In more general terms, the issues at stake show that the law of treaties, based on the idea the States are masters of their treaties, is not equipped to face cases of mutual treaty actions that adversely affect the position of individuals and tribunals involved in treaty proceedings. On the other hand, the need to preserve the integrity of the judicial function may provide a tool for arbitral tribunals to react against retroactive and patently “abusive” JIs. In such a scenario, a tension may arise between the law of treaties and the principles assisting the judicial function, in the context of which the beneficiaries of the treaties – i.e. the investors – are primarily affected. Such controversy may be intensified when it comes to States’ mutual actions leading to the modification or termination of investment treaties.
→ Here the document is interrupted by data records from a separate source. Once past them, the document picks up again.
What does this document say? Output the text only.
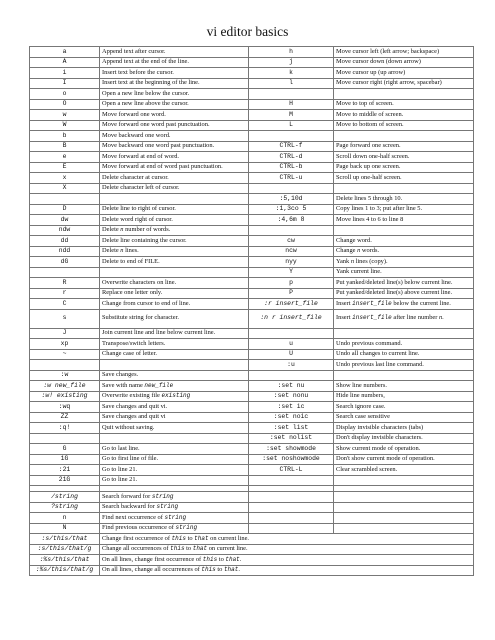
vi editor basics
a	Append text after cursor.	h	Move cursor left (left arrow; backspace)
A	Append text at the end of the line.	j	Move cursor down (down arrow)
i	Insert text before the cursor.	k	Move cursor up (up arrow)
I	Insert text at the beginning of the line.	l	Move cursor right (right arrow, spacebar)
o	Open a new line below the cursor.		
O	Open a new line above the cursor.	H	Move to top of screen.
w	Move forward one word.	M	Move to middle of screen.
W	Move forward one word past punctuation.	L	Move to bottom of screen.
b	Move backward one word.		
B	Move backward one word past punctuation.	CTRL-f	Page forward one screen.
e	Move forward at end of word.	CTRL-d	Scroll down one-half screen.
E	Move forward at end of word past punctuation.	CTRL-b	Page back up one screen.
x	Delete character at cursor.	CTRL-u	Scroll up one-half screen.
X	Delete character left of cursor.		
		:5,10d	Delete lines 5 through 10.
D	Delete line to right of cursor.	:1,3co 5	Copy lines 1 to 3; put after line 5.
dw	Delete word right of cursor.	:4,6m 8	Move lines 4 to 6 to line 8
ndw	Delete n number of words.		
dd	Delete line containing the cursor.	cw	Change word.
ndd	Delete n lines.	ncw	Change n words.
dG	Delete to end of FILE.	nyy	Yank n lines (copy).
		Y	Yank current line.
R	Overwrite characters on line.	p	Put yanked/deleted line(s) below current line.
r	Replace one letter only.	P	Put yanked/deleted line(s) above current line.
C	Change from cursor to end of line.	:r insert_file	Insert insert_file below the current line.
s	Substitute string for character.	:n r insert_file	Insert insert_file after line number n.
J	Join current line and line below current line.		
xp	Transpose/switch letters.	u	Undo previous command.
~	Change case of letter.	U	Undo all changes to current line.
		:u	Undo previous last line command.
:w	Save changes.		
:w new_file	Save with name new_file	:set nu	Show line numbers.
:w! existing	Overwrite existing file existing	:set nonu	Hide line numbers,
:wq	Save changes and quit vi.	:set ic	Search ignore case.
ZZ	Save changes and quit vi	:set noic	Search case sensitive
:q!	Quit without saving.	:set list	Display invisible characters (tabs)
		:set nolist	Don't display invisible characters.
G	Go to last line.	:set showmode	Show current mode of operation.
1G	Go to first line of file.	:set noshowmode	Don't show current mode of operation.
:21	Go to line 21.	CTRL-L	Clear scrambled screen.
21G	Go to line 21.		

/string	Search forward for string		
?string	Search backward for string		
n	Find next occurrence of string		
N	Find previous occurrence of string		
:s/this/that	Change first occurrence of this to that on current line.		
:s/this/that/g	Change all occurrences of this to that on current line.		
:%s/this/that	On all lines, change first occurrence of this to that.		
:%s/this/that/g	On all lines, change all occurrences of this to that.		
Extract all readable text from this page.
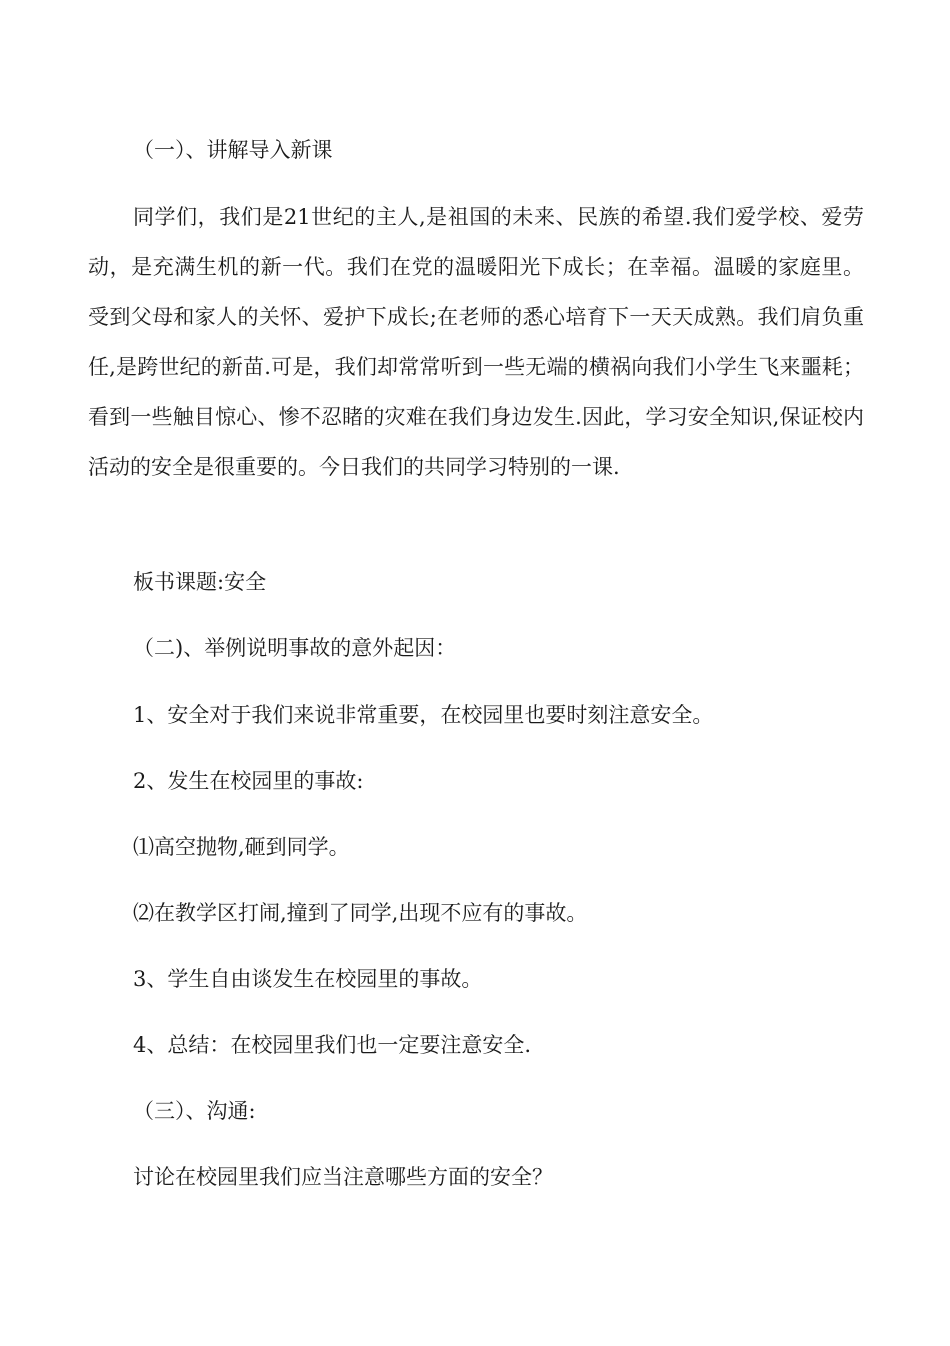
（一）、讲解导入新课
同学们，我们是21世纪的主人,是祖国的未来、民族的希望.我们爱学校、爱劳动，是充满生机的新一代。我们在党的温暖阳光下成长；在幸福。温暖的家庭里。受到父母和家人的关怀、爱护下成长;在老师的悉心培育下一天天成熟。我们肩负重任,是跨世纪的新苗.可是，我们却常常听到一些无端的横祸向我们小学生飞来噩耗；看到一些触目惊心、惨不忍睹的灾难在我们身边发生.因此，学习安全知识,保证校内活动的安全是很重要的。今日我们的共同学习特别的一课.
板书课题:安全
（二)、举例说明事故的意外起因：
1、安全对于我们来说非常重要，在校园里也要时刻注意安全。
2、发生在校园里的事故:
⑴高空抛物,砸到同学。
⑵在教学区打闹,撞到了同学,出现不应有的事故。
3、学生自由谈发生在校园里的事故。
4、总结：在校园里我们也一定要注意安全.
（三）、沟通:
讨论在校园里我们应当注意哪些方面的安全？
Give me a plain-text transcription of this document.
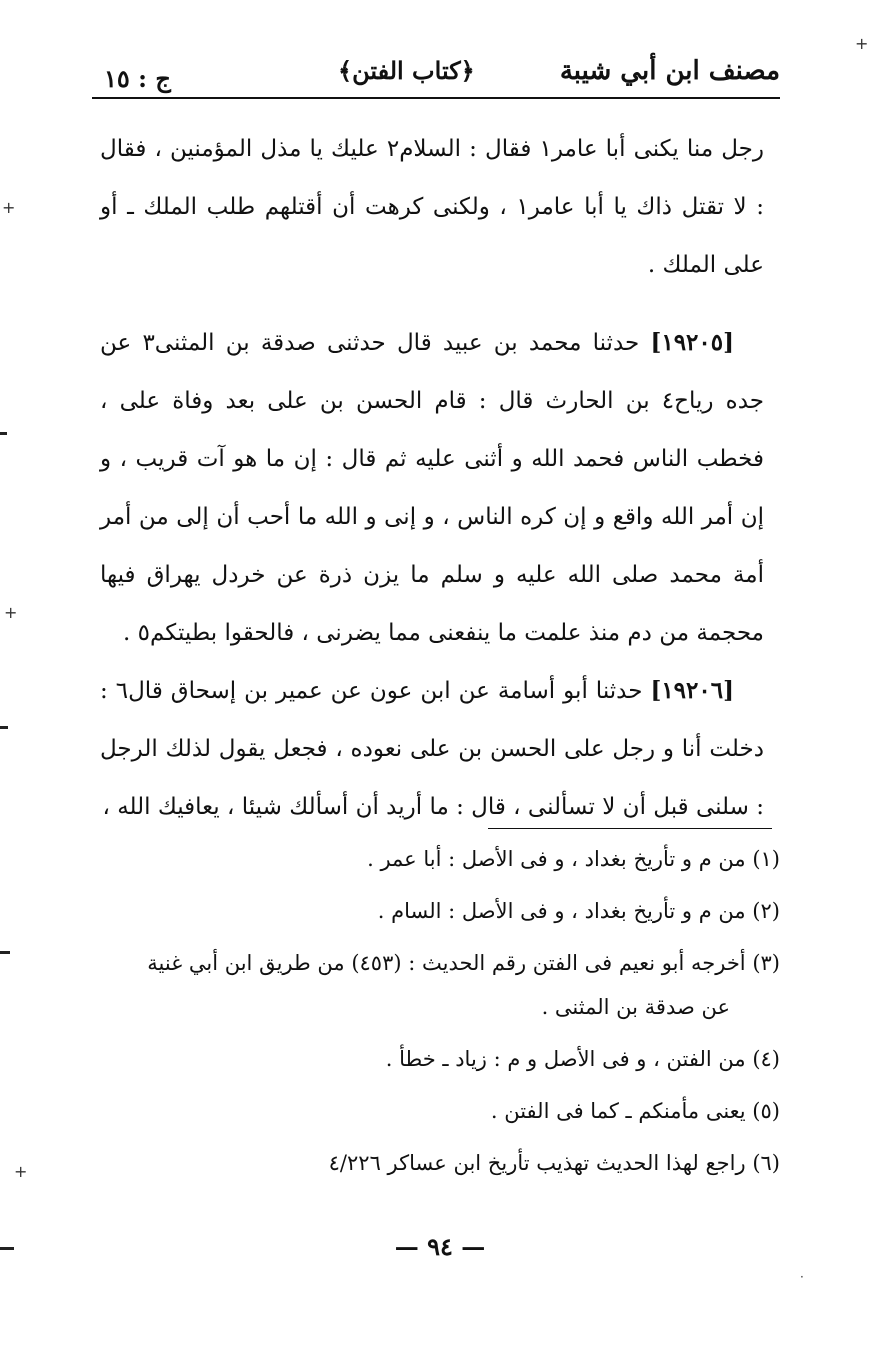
مصنف ابن أبي شيبة
﴿كتاب الفتن﴾
ج : ١٥

رجل منا يكنى أبا عامر١ فقال : السلام٢ عليك يا مذل المؤمنين ، فقال : لا تقتل ذاك يا أبا عامر١ ، ولكنى كرهت أن أقتلهم طلب الملك ـ أو على الملك .

[١٩٢٠٥] حدثنا محمد بن عبيد قال حدثنى صدقة بن المثنى٣ عن جده رياح٤ بن الحارث قال : قام الحسن بن على بعد وفاة على ، فخطب الناس فحمد الله و أثنى عليه ثم قال : إن ما هو آت قريب ، و إن أمر الله واقع و إن كره الناس ، و إنى و الله ما أحب أن إلى من أمر أمة محمد صلى الله عليه و سلم ما يزن ذرة عن خردل يهراق فيها محجمة من دم منذ علمت ما ينفعنى مما يضرنى ، فالحقوا بطيتكم٥ .

[١٩٢٠٦] حدثنا أبو أسامة عن ابن عون عن عمير بن إسحاق قال٦ : دخلت أنا و رجل على الحسن بن على نعوده ، فجعل يقول لذلك الرجل : سلنى قبل أن لا تسألنى ، قال : ما أريد أن أسألك شيئا ، يعافيك الله ،

(١) من م و تأريخ بغداد ، و فى الأصل : أبا عمر .

(٢) من م و تأريخ بغداد ، و فى الأصل : السام .

(٣) أخرجه أبو نعيم فى الفتن رقم الحديث : (٤٥٣) من طريق ابن أبي غنية

عن صدقة بن المثنى .

(٤) من الفتن ، و فى الأصل و م : زياد ـ خطأ .

(٥) يعنى مأمنكم ـ كما فى الفتن .

(٦) راجع لهذا الحديث تهذيب تأريخ ابن عساكر ٤/٢٢٦

— ٩٤ —
+
+
+
+
·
The 2020 Agreement for the Termination of all Intra-EU Bilateral Investment Treaties is one such example (see here and my take in Rivista di diritto internazionale privato e processuale, 4/2020, p. 843).

 

Conclusion

In answer to the general question raised in this post, in my view, the involvement of non-State entities in a treaty should not affect the capacity of State parties to jointly act as “masters of their treaties”. However, although States may freely “manage” their treaties, even by retroactively impinging upon the rights conferred within them, this may rightly sound controversial under a rule-of-law perspective and particularly for the integrity of arbitration (see here and here).